I know it may make sense for them to use the oldest therefore cheapest process to fab this chip
as they are likely to look at it as a low margin and high risk product.
This strategy is wrong in several ways:
-They can use this chip to iron out their 22nm process in a low profile way. The benefit is that they will down the road have sufficient performance head room to play the market. This is also likely to be a simpler design than trying the process on more complex design.
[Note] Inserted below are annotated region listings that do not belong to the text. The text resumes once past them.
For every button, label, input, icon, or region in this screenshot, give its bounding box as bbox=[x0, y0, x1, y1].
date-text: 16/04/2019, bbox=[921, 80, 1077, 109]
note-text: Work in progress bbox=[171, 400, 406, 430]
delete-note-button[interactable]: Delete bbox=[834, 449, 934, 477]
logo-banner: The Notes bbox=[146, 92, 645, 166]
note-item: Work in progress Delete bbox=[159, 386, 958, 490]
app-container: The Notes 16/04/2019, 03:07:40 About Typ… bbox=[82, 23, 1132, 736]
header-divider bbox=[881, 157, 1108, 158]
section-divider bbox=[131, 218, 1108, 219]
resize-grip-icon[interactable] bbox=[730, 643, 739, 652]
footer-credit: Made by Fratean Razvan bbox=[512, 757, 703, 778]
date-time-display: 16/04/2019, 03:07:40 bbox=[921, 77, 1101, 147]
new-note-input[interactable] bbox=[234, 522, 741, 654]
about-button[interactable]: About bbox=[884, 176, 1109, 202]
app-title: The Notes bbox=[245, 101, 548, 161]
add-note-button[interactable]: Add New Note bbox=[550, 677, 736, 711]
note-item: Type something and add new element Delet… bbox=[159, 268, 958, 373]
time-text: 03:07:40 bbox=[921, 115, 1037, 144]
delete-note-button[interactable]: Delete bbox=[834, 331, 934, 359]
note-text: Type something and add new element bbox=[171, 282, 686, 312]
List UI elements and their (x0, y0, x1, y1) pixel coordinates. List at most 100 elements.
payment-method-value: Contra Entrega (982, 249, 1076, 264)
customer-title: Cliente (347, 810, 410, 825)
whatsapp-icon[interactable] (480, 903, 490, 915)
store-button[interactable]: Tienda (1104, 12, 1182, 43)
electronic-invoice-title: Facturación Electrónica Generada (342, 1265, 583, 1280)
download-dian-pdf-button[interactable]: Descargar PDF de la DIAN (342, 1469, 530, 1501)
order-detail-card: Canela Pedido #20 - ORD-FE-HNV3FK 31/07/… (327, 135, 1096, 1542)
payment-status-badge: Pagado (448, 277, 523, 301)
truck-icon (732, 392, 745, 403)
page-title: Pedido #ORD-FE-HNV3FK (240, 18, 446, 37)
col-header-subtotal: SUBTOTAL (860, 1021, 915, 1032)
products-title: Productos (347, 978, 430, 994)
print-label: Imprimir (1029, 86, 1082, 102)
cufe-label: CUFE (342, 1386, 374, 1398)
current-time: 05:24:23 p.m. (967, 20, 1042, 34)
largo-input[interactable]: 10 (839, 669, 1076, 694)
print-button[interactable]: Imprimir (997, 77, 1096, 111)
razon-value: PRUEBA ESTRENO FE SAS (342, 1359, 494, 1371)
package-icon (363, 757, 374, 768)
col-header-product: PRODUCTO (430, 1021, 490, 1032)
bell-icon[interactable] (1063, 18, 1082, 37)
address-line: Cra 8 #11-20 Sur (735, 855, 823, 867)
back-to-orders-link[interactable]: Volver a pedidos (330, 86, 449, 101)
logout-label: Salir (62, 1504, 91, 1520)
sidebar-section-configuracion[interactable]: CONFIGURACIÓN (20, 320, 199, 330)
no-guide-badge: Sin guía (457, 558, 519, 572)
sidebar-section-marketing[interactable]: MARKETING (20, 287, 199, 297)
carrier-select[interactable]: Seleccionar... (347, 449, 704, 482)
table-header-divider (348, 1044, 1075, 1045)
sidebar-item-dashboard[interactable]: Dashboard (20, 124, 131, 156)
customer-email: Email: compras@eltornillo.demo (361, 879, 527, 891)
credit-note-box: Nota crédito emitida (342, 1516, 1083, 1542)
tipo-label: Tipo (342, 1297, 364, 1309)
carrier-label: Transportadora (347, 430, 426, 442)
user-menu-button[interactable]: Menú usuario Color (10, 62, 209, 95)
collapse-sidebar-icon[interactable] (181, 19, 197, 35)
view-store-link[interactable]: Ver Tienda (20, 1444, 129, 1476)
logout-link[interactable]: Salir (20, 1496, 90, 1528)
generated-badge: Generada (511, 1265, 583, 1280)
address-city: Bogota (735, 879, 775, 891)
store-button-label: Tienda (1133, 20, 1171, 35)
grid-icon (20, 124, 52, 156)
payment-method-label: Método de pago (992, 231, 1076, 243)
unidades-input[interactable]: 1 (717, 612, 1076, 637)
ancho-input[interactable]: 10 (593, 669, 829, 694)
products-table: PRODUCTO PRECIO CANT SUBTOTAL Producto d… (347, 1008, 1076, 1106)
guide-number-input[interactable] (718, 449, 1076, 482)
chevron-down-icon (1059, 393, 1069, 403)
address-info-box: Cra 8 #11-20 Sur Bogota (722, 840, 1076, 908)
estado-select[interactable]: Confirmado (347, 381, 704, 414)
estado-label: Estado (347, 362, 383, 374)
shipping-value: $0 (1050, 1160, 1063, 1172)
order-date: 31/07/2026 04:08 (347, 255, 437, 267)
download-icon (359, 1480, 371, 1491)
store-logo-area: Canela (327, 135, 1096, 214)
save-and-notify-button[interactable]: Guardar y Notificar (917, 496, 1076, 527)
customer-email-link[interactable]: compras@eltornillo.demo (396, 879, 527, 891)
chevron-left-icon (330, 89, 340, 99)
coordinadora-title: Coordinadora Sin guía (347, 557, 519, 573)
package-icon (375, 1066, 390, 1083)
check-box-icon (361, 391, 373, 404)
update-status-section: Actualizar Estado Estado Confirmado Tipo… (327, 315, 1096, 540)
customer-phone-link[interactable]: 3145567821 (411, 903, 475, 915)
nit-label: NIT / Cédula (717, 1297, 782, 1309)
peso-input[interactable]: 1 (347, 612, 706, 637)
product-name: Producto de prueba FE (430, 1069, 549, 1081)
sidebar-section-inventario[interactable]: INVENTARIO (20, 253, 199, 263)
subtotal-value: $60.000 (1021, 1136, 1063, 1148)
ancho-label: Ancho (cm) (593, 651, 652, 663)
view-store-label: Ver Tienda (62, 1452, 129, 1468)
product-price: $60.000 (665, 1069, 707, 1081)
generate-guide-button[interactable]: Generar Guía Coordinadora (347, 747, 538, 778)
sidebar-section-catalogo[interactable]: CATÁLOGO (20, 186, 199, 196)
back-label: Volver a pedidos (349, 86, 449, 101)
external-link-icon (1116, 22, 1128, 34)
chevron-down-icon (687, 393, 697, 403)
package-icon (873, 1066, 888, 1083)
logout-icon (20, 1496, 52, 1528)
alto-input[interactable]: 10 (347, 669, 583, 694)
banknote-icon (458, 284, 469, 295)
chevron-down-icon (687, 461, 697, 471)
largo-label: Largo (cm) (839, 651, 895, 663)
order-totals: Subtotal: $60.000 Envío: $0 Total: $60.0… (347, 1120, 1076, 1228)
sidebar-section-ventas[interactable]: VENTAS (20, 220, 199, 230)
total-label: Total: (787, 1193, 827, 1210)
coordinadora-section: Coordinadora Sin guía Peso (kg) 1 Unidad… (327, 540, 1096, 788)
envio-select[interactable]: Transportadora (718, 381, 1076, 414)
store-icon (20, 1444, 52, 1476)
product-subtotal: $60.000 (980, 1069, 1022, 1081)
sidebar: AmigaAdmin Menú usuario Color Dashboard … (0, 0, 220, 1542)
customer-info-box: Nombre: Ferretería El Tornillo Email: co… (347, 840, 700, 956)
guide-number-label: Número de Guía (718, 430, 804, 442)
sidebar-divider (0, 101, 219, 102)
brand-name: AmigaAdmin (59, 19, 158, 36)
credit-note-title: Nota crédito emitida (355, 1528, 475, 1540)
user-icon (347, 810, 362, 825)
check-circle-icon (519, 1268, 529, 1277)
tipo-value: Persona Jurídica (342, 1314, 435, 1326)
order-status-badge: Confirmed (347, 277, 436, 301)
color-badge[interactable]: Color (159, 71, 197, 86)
-They are overlooking the embedded and equipment market. if Fabbed at 22 or 32nm AMD can position quality products of this caliber in the embedded market. They can even make SOC versions of it for premiums easily by packaging the separate dies (CPU/GPU, ram, flash, Ethernet, small Fpga ...) into a socket
-AMD should invest some small amount into a design house. Some place slightly separate from AMD that is tasked with designing reference products using AMD parts and technology that they can license or sale to third parties or even end users in some cases. A 10 man outfit can easily be funded by AMD and the payback can be great. Areas they can look into is entertainment, medical visualization, medical equipment, telecommunications, industrial control/automation, automotive, portable computing, education ...
A good example of this is to see where the atom is and where it is going. A lot of atom CPUs are finding their way into medical, industrial equipment. Eventually they are even vying for the server. It was not quite design for that, but we all know a good thing when we see it and will try to leverage it.